- Born: New York City, New York, U.S.
- Education: Smith College (BA)
- Parent(s): Jack O'Brian (father) Von Johnston (mother)

= Kate O'Brian =

American television executive

Kate O'Brian is an American journalist and television executive. She is the head of news for the E. W. Scripps Company's national news channels, Scripps News and Court TV. She was previously with Al Jazeera America as president of the network and before, ABC News, where she spent most of her career.

==History==
Formerly she was Senior Vice-president of ABC News in charge of the news division's newsgathering since 2007 which included all ABC News bureaus worldwide, business, law and justice, medical, and investigative units, ABC NewsOne, ABC News Radio and affiliate relations. Prior to that she had worked at the network for over 30 years in various roles including positions with 20/20 and Nightline.
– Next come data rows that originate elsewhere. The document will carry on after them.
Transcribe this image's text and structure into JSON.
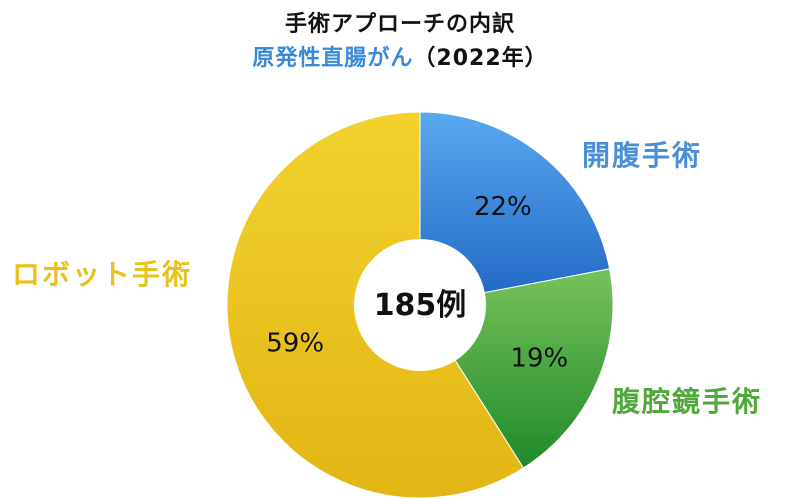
{
  "title": "手術アプローチの内訳",
  "subtitle": {
    "main": "原発性直腸がん",
    "paren": "（2022年）"
  },
  "center_label": "185例",
  "colors": {
    "open": "#4a90d9",
    "laparoscopic": "#4fa83a",
    "robotic": "#e8c21c",
    "subtitle": "#3a8ad6",
    "center_circle": "#ffffff"
  },
  "chart_data": {
    "type": "pie",
    "style": "donut",
    "title": "手術アプローチの内訳",
    "subtitle": "原発性直腸がん（2022年）",
    "total": 185,
    "total_unit": "例",
    "start": "12 o'clock, clockwise",
    "categories": [
      "開腹手術",
      "腹腔鏡手術",
      "ロボット手術"
    ],
    "values": [
      22,
      19,
      59
    ],
    "value_labels": [
      "22%",
      "19%",
      "59%"
    ],
    "colors": [
      "#4a90d9",
      "#4fa83a",
      "#e8c21c"
    ],
    "legend": "none (labels beside slices)"
  }
}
O'Brian began as an intern for 20/20, then moved on to become a television desk assistant in New York City and then joined the staff of "This Week with David Brinkley" when it launched in 1981. She also held the position of general manager of programming for ABC News Radio where she was responsible for editorial content; she has also been an overseas field producer in Rome and London and a producer for "World News Tonight with Peter Jennings," both in Washington DC and New York; she was a manager in talent development and later the primary liaison between ABC News and its 200+ affiliate stations.
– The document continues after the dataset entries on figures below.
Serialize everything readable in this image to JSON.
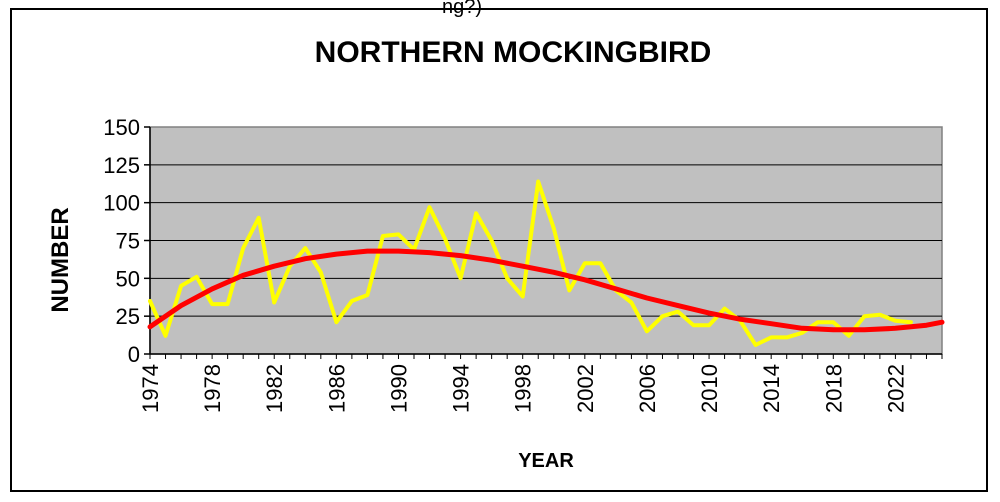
{
  "page": {
    "top_fragment": "ng?)"
  },
  "chart_data": {
    "type": "line",
    "title": "NORTHERN MOCKINGBIRD",
    "xlabel": "YEAR",
    "ylabel": "NUMBER",
    "xlim": [
      1974,
      2025
    ],
    "ylim": [
      0,
      150
    ],
    "yticks": [
      0,
      25,
      50,
      75,
      100,
      125,
      150
    ],
    "xticks": [
      1974,
      1978,
      1982,
      1986,
      1990,
      1994,
      1998,
      2002,
      2006,
      2010,
      2014,
      2018,
      2022
    ],
    "grid": "horizontal",
    "plot_background": "#c0c0c0",
    "series": [
      {
        "color": "#ffff00",
        "x": [
          1974,
          1975,
          1976,
          1977,
          1978,
          1979,
          1980,
          1981,
          1982,
          1983,
          1984,
          1985,
          1986,
          1987,
          1988,
          1989,
          1990,
          1991,
          1992,
          1993,
          1994,
          1995,
          1996,
          1997,
          1998,
          1999,
          2000,
          2001,
          2002,
          2003,
          2004,
          2005,
          2006,
          2007,
          2008,
          2009,
          2010,
          2011,
          2012,
          2013,
          2014,
          2015,
          2016,
          2017,
          2018,
          2019,
          2020,
          2021,
          2022,
          2023
        ],
        "values": [
          35,
          12,
          45,
          51,
          33,
          33,
          70,
          90,
          34,
          58,
          70,
          54,
          21,
          35,
          39,
          78,
          79,
          69,
          97,
          76,
          50,
          93,
          75,
          50,
          38,
          114,
          83,
          42,
          60,
          60,
          42,
          34,
          15,
          25,
          28,
          19,
          19,
          30,
          22,
          6,
          11,
          11,
          14,
          21,
          21,
          12,
          25,
          26,
          22,
          21
        ]
      },
      {
        "color": "#ff0000",
        "x": [
          1974,
          1976,
          1978,
          1980,
          1982,
          1984,
          1986,
          1988,
          1990,
          1992,
          1994,
          1996,
          1998,
          2000,
          2002,
          2004,
          2006,
          2008,
          2010,
          2012,
          2014,
          2016,
          2018,
          2020,
          2022,
          2024,
          2025
        ],
        "values": [
          18,
          32,
          43,
          52,
          58,
          63,
          66,
          68,
          68,
          67,
          65,
          62,
          58,
          54,
          49,
          43,
          37,
          32,
          27,
          23,
          20,
          17,
          16,
          16,
          17,
          19,
          21
        ]
      }
    ]
  }
}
O'Brian was named president of Al Jazeera America on July 22, 2013, alongside the naming of Ehab Al Shihabi as interim CEO in charge of business affairs.

==Al Jazeera America==
O'Brian stated that Al Jazeera America (in particular its news department) was on its way to being the "envy of the industry." She also stated that the channel will be committed to hard news not the salacious "infotainment" made popular on competitor cable news networks. The channel also branched into airing independent documentaries and town hall sessions on particular topics. Al Jazeera America was closed in April 2015 due to low ratings and change in strategy by Al Jazeera Media Network.

==Scripps Media==
Following the closure of Al Jazeera America, O'Brian consulted for various news organizations, including the Washington Post and Voice of America, on media projects. In April 2021, she was named head of news for E.W. Scripps Company's national news channels, Court TV and Newsy. She was responsible for Newsy's conversion from a cable news channel to a broadcast and streaming news channel starting October 2021, as well as leading Court TV's coverage of major legal events and trials.

==Awards==
A 30-year ABC News veteran, O'Brian has won an Alfred I. duPont Award as part of the "This Week with David Brinkley" team, an Emmy Award for the 2000 Millennium coverage, and Alfred I. duPont and a Peabody Award for September 11 coverage. In 2015, the School of Mass Communication and Journalism at Kent State University named O'Brian the winner of the Robert G. McGruder Distinguished Guest Lecture and Award for Diversity. "The award recognizes the accomplishments of media professionals who encourage diversity in the field of journalism".

==Personal life==
Kate O'Brian is the daughter of Jack O'Brian (1914–2000), a former gossip columnist best known for being a champion of Joseph McCarthy and for contributing to serious journalist Don Hollenbeck's suicide. Her sister, Bridget O'Brian, is also a journalist. Bridget worked as a reporter for the New Orleans Times-Picayune, the Wall Street Journal and at Columbia University.